By Pamela Wolf, J.D.
On June 7, in a move not entirely unexpected, new Labor Secretary Andrew Acosta announced that the Department of Labor’s 2015 and 2016 informal guidance on joint employment and independent contractors has been withdrawn. The removal of the administrator interpretations (which were not specifically named by formal title but easily identifiable to DOL watchers) does not change the legal responsibilities of employers under the Fair Labor Standards Act and the Migrant and Seasonal Agricultural Worker Protection Act (MSPA), as reflected in the department’s long-standing regulations and case law, the DOL cautioned in a news release.

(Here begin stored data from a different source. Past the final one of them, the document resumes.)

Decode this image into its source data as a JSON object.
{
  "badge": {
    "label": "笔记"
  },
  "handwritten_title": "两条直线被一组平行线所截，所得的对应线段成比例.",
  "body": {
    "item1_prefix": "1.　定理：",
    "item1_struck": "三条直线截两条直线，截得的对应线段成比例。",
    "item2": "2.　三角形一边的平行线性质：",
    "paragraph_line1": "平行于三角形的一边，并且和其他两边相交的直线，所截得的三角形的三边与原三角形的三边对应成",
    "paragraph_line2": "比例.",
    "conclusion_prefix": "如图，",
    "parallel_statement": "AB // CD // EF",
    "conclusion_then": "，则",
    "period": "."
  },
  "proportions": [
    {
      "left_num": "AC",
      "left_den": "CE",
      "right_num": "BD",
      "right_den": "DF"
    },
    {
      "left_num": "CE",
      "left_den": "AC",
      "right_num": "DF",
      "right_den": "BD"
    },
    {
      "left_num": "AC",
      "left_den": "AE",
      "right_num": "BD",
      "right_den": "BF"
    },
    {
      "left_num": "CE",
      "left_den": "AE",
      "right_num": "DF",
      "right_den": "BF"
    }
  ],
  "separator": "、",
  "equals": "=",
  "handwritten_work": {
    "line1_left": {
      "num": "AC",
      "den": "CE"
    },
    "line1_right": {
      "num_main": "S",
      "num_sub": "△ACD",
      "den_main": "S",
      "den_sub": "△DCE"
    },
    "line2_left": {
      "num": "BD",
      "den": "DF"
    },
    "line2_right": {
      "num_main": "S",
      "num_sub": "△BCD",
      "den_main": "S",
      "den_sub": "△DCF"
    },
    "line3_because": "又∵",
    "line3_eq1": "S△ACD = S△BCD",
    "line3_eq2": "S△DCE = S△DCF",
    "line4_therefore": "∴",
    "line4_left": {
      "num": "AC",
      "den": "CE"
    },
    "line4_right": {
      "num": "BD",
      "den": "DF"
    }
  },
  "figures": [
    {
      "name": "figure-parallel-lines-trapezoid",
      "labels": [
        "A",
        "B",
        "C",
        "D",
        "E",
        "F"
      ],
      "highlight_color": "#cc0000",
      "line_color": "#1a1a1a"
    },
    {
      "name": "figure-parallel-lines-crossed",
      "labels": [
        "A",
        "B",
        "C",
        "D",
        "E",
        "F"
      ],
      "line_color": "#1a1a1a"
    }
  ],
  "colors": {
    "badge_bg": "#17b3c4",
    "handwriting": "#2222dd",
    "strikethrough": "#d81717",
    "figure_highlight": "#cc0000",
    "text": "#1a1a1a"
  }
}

With the many changes wrought by the growing "sharing" or "gig" economy, the Obama Administration’s Department of Labor sought to evolve practices in a manner that would continue to ensure worker protections under laws that did not envision the employment relationships that mark the so-called "fissured" workplace becoming more and more common today. Opponents of these Obama-era efforts, however, viewed these practices as overreaching, going beyond statutory authority, and as potential, if not real, barriers to small businesses and job growth.
Opposition to the policies embodied in the now withdrawn sub-regulatory guidance documents sparked several rounds of congressional committee hearings.
Independent contractor misclassification. Rolling back the Obama-era policies, Acosta has withdrawn Administrator’s Interpretation No. 2015-1, issued by former Wage and Hour Division Administrator Dr. David Weil on July 15, 2015. That guidance came down strongly on the side of finding an employment relationship as opposed to an independent contractor one. The WHD took the position that most workers are employees under the FLSA. The compliance assistance document focused on the economic realities test in light of the FLSA’s definition of "employment" as "to suffer or permit to work," discussed each factor in the economic realities test, and provided case law and examples to flesh out its interpretation.
Joint-employer test. Administrator’s Interpretation No. 2016-1 on joint employment, issued January 20, 2016, is also withdrawn. Under that informal guidance, the test for joint employment under the FLSA and the MSPA also uses the same expansive "suffer or permit" language found in the FLSA’s definition of employment. This test is broader than the common law test, broader than the test under the NLRA and the OSHA test—it "ensures that the scope of employment relationships and joint employment under the FLSA and MSPA is as broad as possible."
The DOL noted that in its announcement of the guidance withdrawals that it "will continue to fully and fairly enforce all laws within its jurisdiction, including the Fair Labor Standards Act and the Migrant and Seasonal Agricultural Worker Protection Act."
IFA reaction. The International Franchise Association (IFA) announced its support for the decision, noting that unlimited joint employer liability is one of the most costly and burdensome regulations impacting the franchise business model.
"While uncertainty surrounding the new joint employer standard has made it harder for America’s 733,000 franchise owners to grow and create new jobs, we are pleased the DOL is taking first steps to undo this costly regulation created by the previous administration," said IFA’s Vice President of Public Affairs Matt Haller. "That being said, we urge Congress to now recognize the uncertainty and unreasonable costs the NLRB’s decision has placed on franchise owners and take action to find a true permanent solution."